Deep survival analysis made easy
https://opensource.nibr.com/torchsurv/
MIT License
47 stars 6 forks source link

Deep learning under log likelihood loss does not converge easily. #40

Open Minxiangliu opened 2 days ago

Minxiangliu commented 2 days ago

Hi here, Thank you for the tool, I'm currently trying to train 3D brain medical images, and I am using the DenseNet121 model and the neg_partial_log_likelihood loss function, and everything is normal, but when I observe the training and validation loss values, I find that the validation loss value cannot effectively converge, and there is even a trend of rising, and I have tried many different ways to reduce overfitting, including: data augmentation, dropout, over sampling, etc., the validation loss value is still not easy to converge, please ask this is a problem with the data itself, or have I overlooked some details?

A total of 189 3D images

image image

tcoroller commented 2 days ago

Dear @Minxiangliu , thank you for you question. At first glance, it may be an experimental issue (overfitting) rather than a TorchSurv loss function issue.

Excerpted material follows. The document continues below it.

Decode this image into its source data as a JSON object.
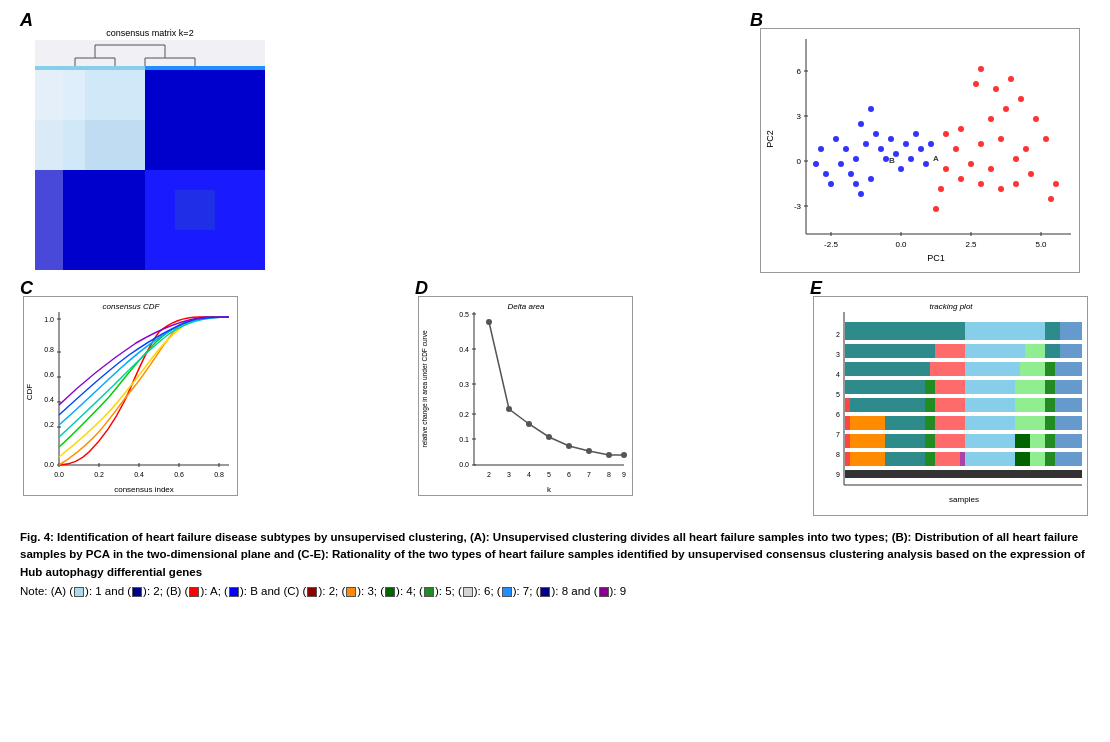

Couple comments that may help you

  1. Pick the right loss: when using cox model, the model optimize by ranking samples within a batch. The larger the batch, the more reliable the loss estimation will be. When using medical image however, it may be hard to have a batch size greater than 8 samples due to GPU memory limits. Two suggestions for you: You can instead try the Weibull model, which does not rank but fit a distribution for each sample. It removes batch size dependancies, which is good for you. If you want to keep cox model, then you should try our Momentum loss, which uses two networks (online and target) alongside a dynamic memory bank (like MoCo for contrastive learning). We have a tutorial notebook here.
  2. Data / Inputs: You are using 189 3D images to predict a time to event target. This may be under sampled for the task. Try to reduce the covariates size (e.g., reduce image dimension, use embeddings, ..). What is your target? How many censored/non-censored patients do you have? Is there any other covariates (e.g., clinical) you can use to help the model? Is there literature on the topic that shown signal?
  3. Modeling parameters: What is your training/validation split? What is your batch size? And your learning rate (the loss profile looks "jumpy)? Your training loss is decreasing close to 0, so its learning something but it is indeed very much overfitting. There are plenty of external ressources on overfitting that you can read and learn from.

Good luck for your project and thank you for using TorchSurv!